You can argue that hiring a teacher is a good idea. But to make an argument to hire a teacher today will change the rate of growth for the economy, which is now 1.7 percent… is simply an argument you can’t make. And he refuses to seize the big things, the ones that people like William Galston, who was an adviser to the Clinton administration, [have suggested]: seize tax reform, seize entitlement reform.
But he won’t because he wants to attack Republicans on the [Paul] Ryan ideas, and thus he has no option of doing something large that would be credible.
On the frequent charge that Pres. Bush’s economic policies led to the financial collapse of 2008:
How did the [Bush] cut in taxes lead to the collapse of Lehman Brothers? The Bush tax cuts — how did they give us Lehman Brothers? It’s a complete non sequitur.
On Russia’s support for the Assad regime:
Look, the Russians have interest in Syria. The Russians have influence in Syria. Russia is rebuilding a naval facility in Syria in the port of Tartus on the Mediterranean, so it can re-establish a presence which it lost in the post-Soviet days.

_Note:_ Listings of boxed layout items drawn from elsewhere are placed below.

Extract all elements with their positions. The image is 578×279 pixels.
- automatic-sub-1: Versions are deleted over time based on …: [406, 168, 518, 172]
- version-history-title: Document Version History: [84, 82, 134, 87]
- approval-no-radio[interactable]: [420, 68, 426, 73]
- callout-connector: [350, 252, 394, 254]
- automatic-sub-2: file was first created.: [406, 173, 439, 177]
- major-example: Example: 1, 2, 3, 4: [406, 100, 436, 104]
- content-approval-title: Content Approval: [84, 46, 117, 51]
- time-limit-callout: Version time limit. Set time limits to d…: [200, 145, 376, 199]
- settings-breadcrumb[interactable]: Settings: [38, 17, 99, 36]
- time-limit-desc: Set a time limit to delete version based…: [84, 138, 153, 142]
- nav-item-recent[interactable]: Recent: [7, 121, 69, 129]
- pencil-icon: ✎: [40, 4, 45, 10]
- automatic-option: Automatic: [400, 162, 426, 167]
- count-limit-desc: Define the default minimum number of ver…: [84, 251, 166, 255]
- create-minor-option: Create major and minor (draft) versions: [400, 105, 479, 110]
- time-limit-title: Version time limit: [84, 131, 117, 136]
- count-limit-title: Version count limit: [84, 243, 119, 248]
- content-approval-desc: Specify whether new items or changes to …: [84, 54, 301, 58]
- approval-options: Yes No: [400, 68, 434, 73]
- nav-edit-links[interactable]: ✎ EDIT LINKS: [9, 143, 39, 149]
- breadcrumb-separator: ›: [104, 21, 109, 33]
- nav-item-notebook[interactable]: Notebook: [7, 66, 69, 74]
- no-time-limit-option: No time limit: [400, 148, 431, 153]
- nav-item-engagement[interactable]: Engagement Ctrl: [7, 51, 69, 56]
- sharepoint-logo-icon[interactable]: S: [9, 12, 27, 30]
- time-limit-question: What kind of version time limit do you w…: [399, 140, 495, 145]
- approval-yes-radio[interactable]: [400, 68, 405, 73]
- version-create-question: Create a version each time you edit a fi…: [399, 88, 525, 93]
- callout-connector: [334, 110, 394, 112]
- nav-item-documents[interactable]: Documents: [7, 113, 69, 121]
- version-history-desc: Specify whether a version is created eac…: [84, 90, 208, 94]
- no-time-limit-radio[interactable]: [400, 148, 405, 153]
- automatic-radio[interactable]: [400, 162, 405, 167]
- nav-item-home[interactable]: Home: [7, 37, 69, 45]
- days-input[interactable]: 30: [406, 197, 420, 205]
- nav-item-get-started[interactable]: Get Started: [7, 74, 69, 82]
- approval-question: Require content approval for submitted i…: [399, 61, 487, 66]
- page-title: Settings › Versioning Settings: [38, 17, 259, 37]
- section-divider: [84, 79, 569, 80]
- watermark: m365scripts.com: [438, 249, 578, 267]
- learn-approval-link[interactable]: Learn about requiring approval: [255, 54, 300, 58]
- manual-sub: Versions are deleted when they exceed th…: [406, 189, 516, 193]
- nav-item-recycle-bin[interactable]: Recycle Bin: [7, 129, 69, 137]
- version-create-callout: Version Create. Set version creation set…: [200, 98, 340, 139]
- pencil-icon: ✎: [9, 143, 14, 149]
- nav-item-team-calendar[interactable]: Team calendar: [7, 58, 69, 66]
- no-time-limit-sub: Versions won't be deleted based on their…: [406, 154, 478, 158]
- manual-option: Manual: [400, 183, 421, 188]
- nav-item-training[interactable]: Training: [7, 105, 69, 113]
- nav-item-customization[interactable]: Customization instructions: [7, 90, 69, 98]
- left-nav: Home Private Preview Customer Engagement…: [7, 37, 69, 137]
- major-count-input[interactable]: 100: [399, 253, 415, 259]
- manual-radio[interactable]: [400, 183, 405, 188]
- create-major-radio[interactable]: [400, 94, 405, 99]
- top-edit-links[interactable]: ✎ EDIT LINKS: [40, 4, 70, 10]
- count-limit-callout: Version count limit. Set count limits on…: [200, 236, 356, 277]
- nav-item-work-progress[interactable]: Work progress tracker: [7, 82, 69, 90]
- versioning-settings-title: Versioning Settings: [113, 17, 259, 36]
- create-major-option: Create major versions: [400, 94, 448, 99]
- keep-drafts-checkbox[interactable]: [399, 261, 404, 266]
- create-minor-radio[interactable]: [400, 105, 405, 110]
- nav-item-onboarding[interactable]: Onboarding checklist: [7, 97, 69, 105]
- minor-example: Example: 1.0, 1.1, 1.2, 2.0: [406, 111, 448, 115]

Putin is the man who said the greatest geopolitical catastrophe of the 20th century was not the Holocaust, the Second World War, who knows, the famines, but the collapse of the Soviet Union. His idea is to rebuild Russian strength and Syria is part of that. He thinks in strategic terms and he is not susceptible to the kind of chiding and pleading and bleating that you get out of the State Department….
Putin knows that in Obama he has no adversary. He has total contempt for Obama, who on every front has given him everything he wanted in the “reset” policy — on missile defense, [etc.].. And that’s why he does exactly as he pleases. Whether it’s a new helicopter [provided to the Syrian regime to attack civilians] or old one is irrelevant. If you take… an old one out of storage because it can’t be used and restore it, it’s a new helicopter.
On the UN General Assembly’s meeting on the crisis in Syria:
It’s a statement of how weak our position is. We know that anything we attempt in the one place that might have had an effect, the Security Council, is going to be stopped by a Russian veto, because, again, they have contempt for American opposition. So [the State Department] is going to go through General Assembly where the Russians don’t have a veto, but the General Assembly has no power to do anything about anything ever.